Recently, Knitter's Magazine did a special Skirt issue, which I thought feature some unique techniques, but I've heard different people say "why would you knit a skirt, who would wear a knitted skirt...?"
So, I got this out, it had been years since I looked at it and it being made of cotton had yellowed, so I bleached it, put a grosgrain ribbon in the waistband and took a picture.
I have not decided if I will post a pattern, not sure I can remember what I did to write one, but let me tell you what I like about it: Being created with a bias has a different kind of drape, sort of clingy. The ruffle is right at my knee and has a pretty fun bounce to it. Perhaps because it's a net/lace fabric it's lighter weight than I thought it would be. Awfully fun to sit in, because it just tucks itself around me in it's own modest way. I don't have a slip this length, so I've been wearing it with some of my chiffon skirts, which also ruffle at the knee and feels companionable together. I feel very happy it's summer!
So, my question is: Why NOT a skirt?
Monday, May 20, 2013
One of the things that have been the hardest about living in a mostly rural state for me is missing the eclectic artsiness of the big city.
Recently, we were magically given unusual days off. This blessing happened to coincide with the occurrence of the Snake River Fiber Fair, happening in Idaho Falls, Idaho. So, not having a clue what to expect (except for a VERY few details on their website ~ no exaggeration as it didn't even list the times the doors would open), we gassed up the car, put the dogs in the backseat and set off.
Now, a few miles South, just a couple of exits prior to where we were bound, is Dear Superman's birthplace. This restaurant used to be owned by his grandfather. The last time we were through this area, I couldn't get a shot of it. So...
The day opened with a bit of rain. No worries, we were in the right place. Vendors included folks from Idaho, Utah and Montana. The sign over the door welcomes the public to this event. The licence plate on the SUV from Utah says 'Got Yarn'. Oh, I hope so.
The event was held on a college campus. Rather than being in one large room, vendors were set up along the hallways. This particular college's hallway wound round like a rabbit warren or a hobbit hole. So at every turn was a new rainbow of colors to match the mists outside.

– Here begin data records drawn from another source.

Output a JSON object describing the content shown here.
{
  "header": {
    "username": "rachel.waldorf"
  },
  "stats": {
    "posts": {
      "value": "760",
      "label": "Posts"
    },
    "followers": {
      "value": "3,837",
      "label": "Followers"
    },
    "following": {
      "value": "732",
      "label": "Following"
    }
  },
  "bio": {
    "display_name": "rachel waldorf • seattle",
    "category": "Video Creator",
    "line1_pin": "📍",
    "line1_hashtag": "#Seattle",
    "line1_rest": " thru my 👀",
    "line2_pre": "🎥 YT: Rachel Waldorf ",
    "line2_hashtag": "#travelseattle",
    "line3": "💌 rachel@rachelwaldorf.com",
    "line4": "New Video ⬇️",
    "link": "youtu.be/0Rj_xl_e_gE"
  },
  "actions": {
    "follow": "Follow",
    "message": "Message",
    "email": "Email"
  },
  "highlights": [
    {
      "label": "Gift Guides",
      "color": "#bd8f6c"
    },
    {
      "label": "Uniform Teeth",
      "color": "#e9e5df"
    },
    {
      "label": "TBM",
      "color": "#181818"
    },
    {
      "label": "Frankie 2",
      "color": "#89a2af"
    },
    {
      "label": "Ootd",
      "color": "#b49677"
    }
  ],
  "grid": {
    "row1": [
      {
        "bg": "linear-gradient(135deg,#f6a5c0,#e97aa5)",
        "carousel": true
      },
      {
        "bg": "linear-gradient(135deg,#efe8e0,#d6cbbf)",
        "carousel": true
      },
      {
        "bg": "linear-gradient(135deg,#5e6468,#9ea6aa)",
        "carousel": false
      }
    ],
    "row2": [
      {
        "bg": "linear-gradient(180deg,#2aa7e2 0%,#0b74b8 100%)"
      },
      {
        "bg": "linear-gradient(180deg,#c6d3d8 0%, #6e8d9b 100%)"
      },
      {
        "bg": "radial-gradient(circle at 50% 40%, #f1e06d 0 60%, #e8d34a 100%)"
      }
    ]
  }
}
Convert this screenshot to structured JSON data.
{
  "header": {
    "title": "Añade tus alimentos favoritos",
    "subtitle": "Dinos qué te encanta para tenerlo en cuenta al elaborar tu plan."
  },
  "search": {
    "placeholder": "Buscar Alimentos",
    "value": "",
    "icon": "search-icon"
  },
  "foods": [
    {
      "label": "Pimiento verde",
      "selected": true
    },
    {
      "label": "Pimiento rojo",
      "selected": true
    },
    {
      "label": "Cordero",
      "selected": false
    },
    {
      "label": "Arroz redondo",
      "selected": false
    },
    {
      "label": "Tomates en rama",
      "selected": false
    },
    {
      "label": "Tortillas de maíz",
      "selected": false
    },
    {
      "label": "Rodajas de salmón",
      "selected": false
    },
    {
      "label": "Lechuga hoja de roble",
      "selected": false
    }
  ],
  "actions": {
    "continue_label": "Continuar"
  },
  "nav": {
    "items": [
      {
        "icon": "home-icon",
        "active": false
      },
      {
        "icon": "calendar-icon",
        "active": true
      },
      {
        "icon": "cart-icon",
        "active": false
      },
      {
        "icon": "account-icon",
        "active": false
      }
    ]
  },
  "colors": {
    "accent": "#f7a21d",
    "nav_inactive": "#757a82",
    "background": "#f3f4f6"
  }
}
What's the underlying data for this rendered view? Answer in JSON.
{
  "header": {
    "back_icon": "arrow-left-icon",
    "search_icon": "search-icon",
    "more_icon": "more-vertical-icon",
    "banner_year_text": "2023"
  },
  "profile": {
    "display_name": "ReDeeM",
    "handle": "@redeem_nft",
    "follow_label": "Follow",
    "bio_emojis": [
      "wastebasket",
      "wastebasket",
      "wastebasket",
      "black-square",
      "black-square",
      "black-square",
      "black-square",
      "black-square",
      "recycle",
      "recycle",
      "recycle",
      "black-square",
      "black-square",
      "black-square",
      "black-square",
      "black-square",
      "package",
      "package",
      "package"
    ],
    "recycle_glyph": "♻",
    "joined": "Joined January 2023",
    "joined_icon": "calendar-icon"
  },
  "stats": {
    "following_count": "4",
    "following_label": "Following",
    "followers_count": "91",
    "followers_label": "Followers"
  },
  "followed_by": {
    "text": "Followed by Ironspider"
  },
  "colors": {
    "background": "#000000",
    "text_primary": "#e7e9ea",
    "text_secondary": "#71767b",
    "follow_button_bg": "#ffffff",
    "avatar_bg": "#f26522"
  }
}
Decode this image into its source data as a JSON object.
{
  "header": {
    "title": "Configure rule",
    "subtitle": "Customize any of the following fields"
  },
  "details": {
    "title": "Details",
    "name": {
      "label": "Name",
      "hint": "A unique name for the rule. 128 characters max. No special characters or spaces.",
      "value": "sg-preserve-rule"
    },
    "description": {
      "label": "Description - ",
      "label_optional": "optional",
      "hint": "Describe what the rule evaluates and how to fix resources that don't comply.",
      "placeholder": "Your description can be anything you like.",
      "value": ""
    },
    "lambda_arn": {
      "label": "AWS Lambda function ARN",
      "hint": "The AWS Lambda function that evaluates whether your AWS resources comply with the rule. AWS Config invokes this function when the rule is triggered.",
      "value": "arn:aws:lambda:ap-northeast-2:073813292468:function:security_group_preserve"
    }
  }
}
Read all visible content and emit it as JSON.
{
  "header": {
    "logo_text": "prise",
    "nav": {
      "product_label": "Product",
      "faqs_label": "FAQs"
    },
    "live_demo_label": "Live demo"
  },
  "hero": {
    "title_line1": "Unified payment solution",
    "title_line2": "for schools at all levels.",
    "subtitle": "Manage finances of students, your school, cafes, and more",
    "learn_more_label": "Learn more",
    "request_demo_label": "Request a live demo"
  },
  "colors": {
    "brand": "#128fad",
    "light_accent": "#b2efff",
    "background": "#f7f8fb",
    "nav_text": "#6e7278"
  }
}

This event was sponsored by a spinners guild. The desire to learn how to drop spindle at the very least was difficult to ignore with all the lusciousness of alpaca, silk, MILK silk, merino.... Still, I'm determined that, like our hero Elizabeth Zimmerman, I will wait till I'm in my seventies, and I left without buying any batts or fleeces. The whole event was about the size of the events held at the granges back in Portland. I'm so glad that I went.
I did meet a couple of very nice ladies I'm hoping to see at the next fiber event in just a few days. And that will be all the Yarn events until next year in this area. So, back to searching for reasonable airline prices to take me to the events of nearly international fame, known for their sheer immense size. I will continue to strive not to whine.
Back to Superman:
After we'd been on the road a few minutes was a sign for the largest Army/Navy surplus store in the state. Which meant "Must Stop Here".
I looked at every back pack in the place, because I've been thinking for a couple of years that I need one and I'm going to be choosy and get the right one. They had HUNDREDS. I didn't get one. You know sometimes too many choices is harder than not enough.
Superman found this hat:
It brought tears to his eyes, right there in the store. His father was a soldier in the 101st Screaming Eagles. Holding the hat in his hands standing in the old family's neighborhood was a bit overwhelming for a man of good heart. I never doubt his authentic supreme Superman self.
Like the song that never ends, it goes on and on, my friends.